Almost 500 Ector County Independent School District students in the Scholars in Progress program will compete in the annual Chess for Champions tournament set for 9 a.m. to noon today at the University of Texas of the Permian Basin gym.
Students in first through fifth grade will participate. With so many students, both levels of the gym will be used, Omega Loera, ECISD Director of Advanced Academic Services, said.
Haydee Davila, a first- and second-grade Scholars in Progress teacher at Blackshear Elementary Magnet, presided over practice Thursday for a small class of first and second grade students from Travis Magnet Elementary School.
Davila has been preparing her students for the tournament since the beginning of the school year.
“At an early age, it really helps them start focusing. I teach them to focus on their game and they learn to problem solve,” Davila said.
That and sharpening math skills are two of the benefits of chess, she added. But the game also teaches them sportsmanship.
“If you win, let’s not be boastful, and if you lose, let’s not cry,” Davila said. “Learn from our mistakes. That’s one of the best things, and of course, it exercises their brains and they love it.”
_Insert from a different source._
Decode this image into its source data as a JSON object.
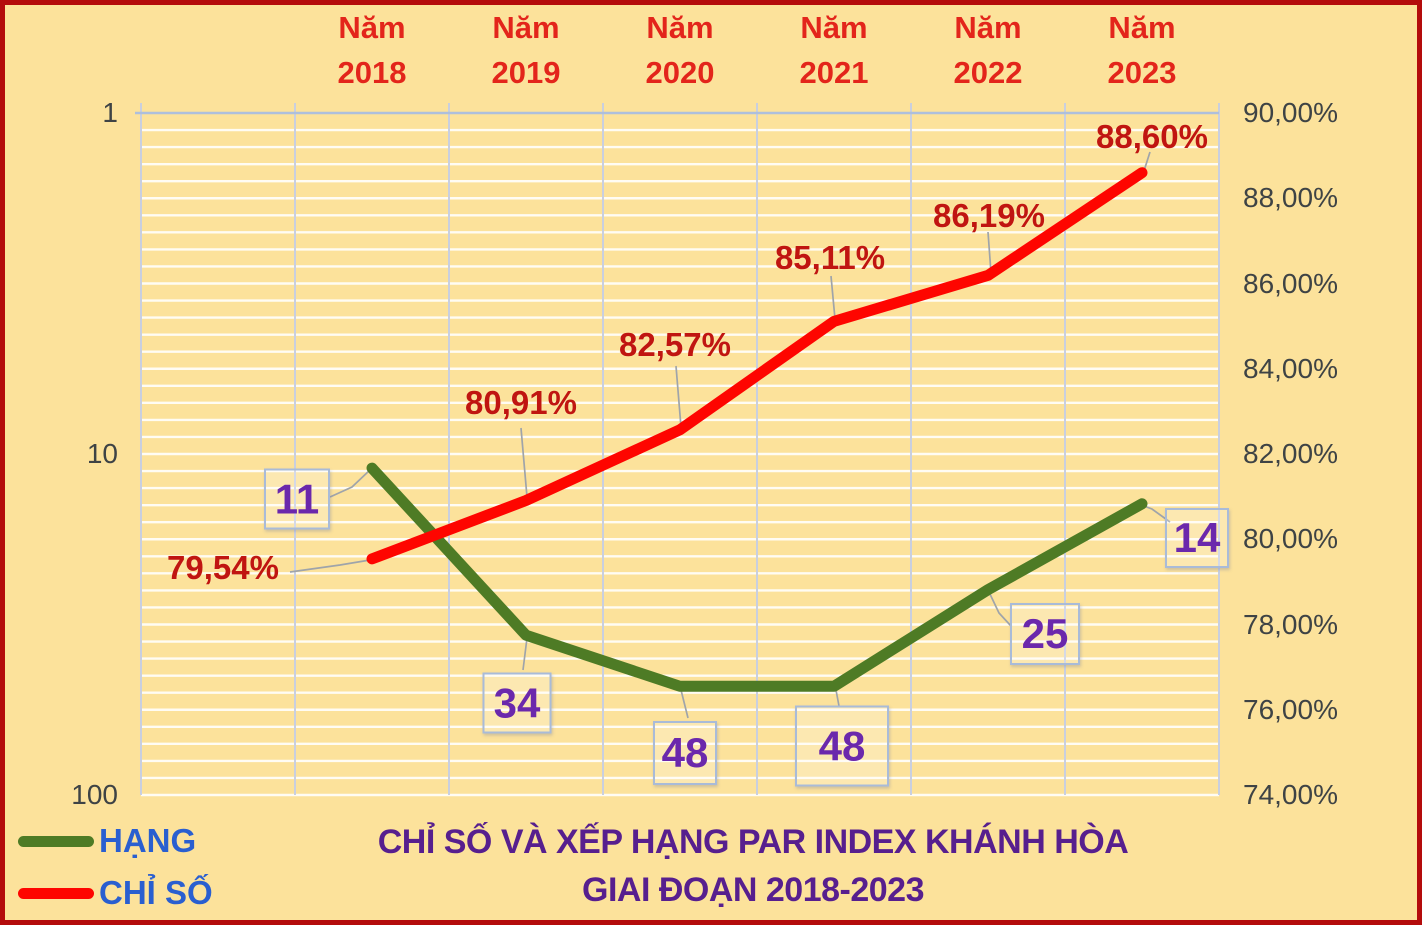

To teach the class, Davila said she had to learn chess. Her daughter was in the program and her daughter taught Davila. Then her husband, who she said is a “really great” chess player, started helping her.
“Teaching the kids, I learned,” she said. Davila starts with introducing the chess board and every two weeks, she introduces a piece.
Diego Sandoval and Amiyah Brito, both 7-year-old second-graders from Travis, will take part in Saturday’s tournament.
Sandoval said the game is “pretty fun.” He said it helps him make choices.
Brito said it helps her think clearly.
“It helps your intellect,” Brito said. “… It helps you remember things.”
Mary Daniell and Mia Dominguez, both 8-year-old second-graders from Travis, said they like that chess exercises their intellect and is healthy for their brains.
Eliseo Gomez, a first through fifth grade Scholar in Progress teacher at Reagan Magnet Elementary, said his students play chess daily in the classroom as part of the gifted and talented curriculum and to prepare for the tournament.
His students also have participated in a chess puzzle where they played chess on paper and there also is a program the district purchased called chesskid.com for elementary to high school students.
“There are chess lessons on there. … They have to complete each lesson to move on. It’s a resource for kids who want to learn and parents who want to learn more,” Gomez said.
He noted that chess also helps raise IQs; it uses both sides of the brain; sparks creativity; problem solving, planning and concentration.